Anche perché la condizione finanziaria di mister Li non è che sia proprio florida. Il Corriere della Sera in edicola questa mattina continua a seguire la traccia delle aziende-salvadanaio legate all’attuale proprietario del Milan. Dopo il primo pezzo, ecco la seconda parte della storia. Che parte dalla sentenza del tribunale del popolo di Shenzhen: «Dichiarata fallita la Jie Ande sulla quale fino a ieri pendeva una richiesta di liquidazione per bancarotta da parte della Banca di Canton. La sentenza, secondo quanto emerso nelle ultime ore, ha spazzato via la gestione targata mister Li, responsabile del dissesto, e nominato con pieni poteri un avvocato dello studio legale Jindu di Pechino».
Cosa cambia per il Milan
Il problema non riguarda subito e direttamente il Milan, ma di certo la solidità patrimoniale e la credibilità del progetto “cinese”. Il Corsera scrive così degli effetti indiretti: «Dipendono dagli spazi di manovra del commissario e dalle norme cinesi. Cioè fino a che punto e a che livello può essere eventualmente “aggredito” il patrimonio di mister Li per soddisfare i creditori. Però è evidente che con un crac sulle spalle, la sentenza di un tribunale e altre banche “inchiodate” che pretendono risarcimenti, anche il più spregiudicato uomo d’affari faticherebbe ad accreditarsi su quel mercato. Eppure per il club è fondamentale fare business in Cina e farlo presto. Essenziale, in particolare, per chiudere il bilancio al 30 giugno. E dare continuità all’azienda Milan».

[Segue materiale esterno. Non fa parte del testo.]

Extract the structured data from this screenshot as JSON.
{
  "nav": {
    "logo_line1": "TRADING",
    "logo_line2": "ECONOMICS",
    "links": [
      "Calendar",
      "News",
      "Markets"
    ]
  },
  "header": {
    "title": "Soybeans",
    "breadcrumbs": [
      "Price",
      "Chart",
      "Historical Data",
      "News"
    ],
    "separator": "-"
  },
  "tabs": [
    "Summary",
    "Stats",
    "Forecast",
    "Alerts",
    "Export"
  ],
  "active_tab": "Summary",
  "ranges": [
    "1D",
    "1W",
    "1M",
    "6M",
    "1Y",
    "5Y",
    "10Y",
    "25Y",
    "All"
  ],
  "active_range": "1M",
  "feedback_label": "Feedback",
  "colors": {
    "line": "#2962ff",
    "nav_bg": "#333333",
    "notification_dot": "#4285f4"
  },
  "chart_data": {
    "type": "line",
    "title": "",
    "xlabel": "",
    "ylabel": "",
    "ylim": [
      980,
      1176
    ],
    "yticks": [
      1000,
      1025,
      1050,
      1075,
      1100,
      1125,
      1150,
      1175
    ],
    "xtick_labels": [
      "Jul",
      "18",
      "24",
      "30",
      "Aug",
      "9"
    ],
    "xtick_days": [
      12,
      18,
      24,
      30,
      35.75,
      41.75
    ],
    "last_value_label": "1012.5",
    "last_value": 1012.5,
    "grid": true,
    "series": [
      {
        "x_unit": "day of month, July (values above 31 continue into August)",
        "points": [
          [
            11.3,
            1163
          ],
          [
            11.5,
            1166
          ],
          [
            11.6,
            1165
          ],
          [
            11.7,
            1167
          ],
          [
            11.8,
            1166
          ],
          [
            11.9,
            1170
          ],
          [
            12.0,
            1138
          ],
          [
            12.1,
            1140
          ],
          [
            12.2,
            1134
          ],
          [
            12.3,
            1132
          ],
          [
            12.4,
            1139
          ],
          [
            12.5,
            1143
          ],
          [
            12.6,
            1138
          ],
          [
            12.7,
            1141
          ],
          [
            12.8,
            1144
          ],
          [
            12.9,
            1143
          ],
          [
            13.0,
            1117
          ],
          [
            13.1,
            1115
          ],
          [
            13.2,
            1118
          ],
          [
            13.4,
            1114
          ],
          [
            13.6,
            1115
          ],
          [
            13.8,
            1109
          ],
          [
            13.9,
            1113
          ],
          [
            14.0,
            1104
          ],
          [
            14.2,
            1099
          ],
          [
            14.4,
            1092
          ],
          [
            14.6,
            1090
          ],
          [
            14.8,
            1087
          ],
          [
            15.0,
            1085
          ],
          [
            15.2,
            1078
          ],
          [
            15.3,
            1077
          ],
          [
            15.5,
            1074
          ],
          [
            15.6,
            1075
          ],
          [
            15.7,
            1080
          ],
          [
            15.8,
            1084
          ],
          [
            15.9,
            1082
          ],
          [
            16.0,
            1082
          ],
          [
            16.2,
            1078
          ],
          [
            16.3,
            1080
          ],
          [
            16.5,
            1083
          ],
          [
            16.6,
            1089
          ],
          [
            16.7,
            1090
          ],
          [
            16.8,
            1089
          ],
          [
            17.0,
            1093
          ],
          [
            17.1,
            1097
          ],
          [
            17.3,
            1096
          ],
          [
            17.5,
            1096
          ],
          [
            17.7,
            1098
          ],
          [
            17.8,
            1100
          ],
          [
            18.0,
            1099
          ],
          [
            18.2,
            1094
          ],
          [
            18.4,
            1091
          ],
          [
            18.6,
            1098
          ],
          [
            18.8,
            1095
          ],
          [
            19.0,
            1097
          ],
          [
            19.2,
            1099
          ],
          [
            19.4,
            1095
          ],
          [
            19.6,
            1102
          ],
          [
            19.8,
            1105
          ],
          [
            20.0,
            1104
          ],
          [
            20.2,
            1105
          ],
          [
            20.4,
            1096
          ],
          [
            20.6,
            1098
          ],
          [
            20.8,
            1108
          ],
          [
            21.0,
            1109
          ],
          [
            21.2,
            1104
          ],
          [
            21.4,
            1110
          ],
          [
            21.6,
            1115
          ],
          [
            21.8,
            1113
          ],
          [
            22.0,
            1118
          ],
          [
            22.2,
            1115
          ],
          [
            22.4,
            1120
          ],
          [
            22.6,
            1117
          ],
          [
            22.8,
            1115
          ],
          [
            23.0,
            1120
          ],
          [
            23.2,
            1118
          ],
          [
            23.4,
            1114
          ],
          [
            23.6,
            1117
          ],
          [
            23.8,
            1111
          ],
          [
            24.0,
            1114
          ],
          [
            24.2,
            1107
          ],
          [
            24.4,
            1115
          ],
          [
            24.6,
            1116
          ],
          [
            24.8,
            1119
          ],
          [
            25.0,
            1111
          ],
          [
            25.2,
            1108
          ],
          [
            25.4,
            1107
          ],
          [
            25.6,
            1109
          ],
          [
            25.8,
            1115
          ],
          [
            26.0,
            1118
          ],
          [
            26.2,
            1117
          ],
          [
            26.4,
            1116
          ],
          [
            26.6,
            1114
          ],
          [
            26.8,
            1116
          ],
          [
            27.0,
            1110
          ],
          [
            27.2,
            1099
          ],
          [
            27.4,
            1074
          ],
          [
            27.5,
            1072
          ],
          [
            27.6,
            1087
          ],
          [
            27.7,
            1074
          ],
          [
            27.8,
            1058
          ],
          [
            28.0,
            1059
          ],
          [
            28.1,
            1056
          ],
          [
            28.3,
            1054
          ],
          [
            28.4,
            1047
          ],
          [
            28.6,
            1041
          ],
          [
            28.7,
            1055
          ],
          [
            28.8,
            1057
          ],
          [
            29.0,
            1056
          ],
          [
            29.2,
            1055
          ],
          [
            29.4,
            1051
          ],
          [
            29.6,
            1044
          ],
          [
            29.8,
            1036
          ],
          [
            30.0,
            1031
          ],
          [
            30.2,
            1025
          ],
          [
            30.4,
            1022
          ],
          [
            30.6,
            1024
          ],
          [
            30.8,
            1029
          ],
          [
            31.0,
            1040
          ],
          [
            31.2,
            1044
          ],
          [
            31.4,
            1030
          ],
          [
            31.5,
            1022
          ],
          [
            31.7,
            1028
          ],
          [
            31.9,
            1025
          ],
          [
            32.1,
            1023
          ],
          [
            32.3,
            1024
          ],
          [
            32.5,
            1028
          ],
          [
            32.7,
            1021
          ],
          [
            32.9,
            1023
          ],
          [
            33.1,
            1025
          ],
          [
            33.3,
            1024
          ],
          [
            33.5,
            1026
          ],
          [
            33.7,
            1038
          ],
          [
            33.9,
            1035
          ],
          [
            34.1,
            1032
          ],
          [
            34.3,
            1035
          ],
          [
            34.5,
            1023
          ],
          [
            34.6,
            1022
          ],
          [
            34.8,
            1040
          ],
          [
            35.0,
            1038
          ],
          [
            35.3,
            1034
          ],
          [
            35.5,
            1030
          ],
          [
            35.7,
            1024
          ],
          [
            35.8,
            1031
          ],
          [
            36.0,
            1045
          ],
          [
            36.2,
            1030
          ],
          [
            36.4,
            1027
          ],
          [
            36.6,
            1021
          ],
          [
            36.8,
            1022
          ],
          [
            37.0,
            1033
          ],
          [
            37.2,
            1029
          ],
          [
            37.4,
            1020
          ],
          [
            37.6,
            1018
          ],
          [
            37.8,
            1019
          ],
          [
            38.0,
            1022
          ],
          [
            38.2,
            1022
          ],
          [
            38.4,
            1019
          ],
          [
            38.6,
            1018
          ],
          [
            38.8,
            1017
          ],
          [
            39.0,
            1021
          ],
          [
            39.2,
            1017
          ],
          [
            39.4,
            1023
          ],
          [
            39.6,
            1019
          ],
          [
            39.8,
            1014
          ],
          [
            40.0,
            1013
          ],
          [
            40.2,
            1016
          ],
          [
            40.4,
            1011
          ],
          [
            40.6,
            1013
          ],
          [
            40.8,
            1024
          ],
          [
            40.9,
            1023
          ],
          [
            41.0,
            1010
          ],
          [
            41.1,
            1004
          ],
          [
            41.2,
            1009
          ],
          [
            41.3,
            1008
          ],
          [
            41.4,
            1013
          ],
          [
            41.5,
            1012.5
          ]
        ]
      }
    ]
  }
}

Il commento finale: «L’intera operazione Milan-Li, oggi che i nodi del passato vengono al pettine, appare dunque come un enorme azzardo finanziario. Se non messinscena. Un tentatico con scarsissimi contenuti e visione imprenditoriali. E il commissariamento della Jie Ande conferma quanto fosse “drogato” quel patrimonio dichiarato dal cinese, comprensivo di miniere e altre proprietà difficilmente individuabili o quantificabili o attribuibili».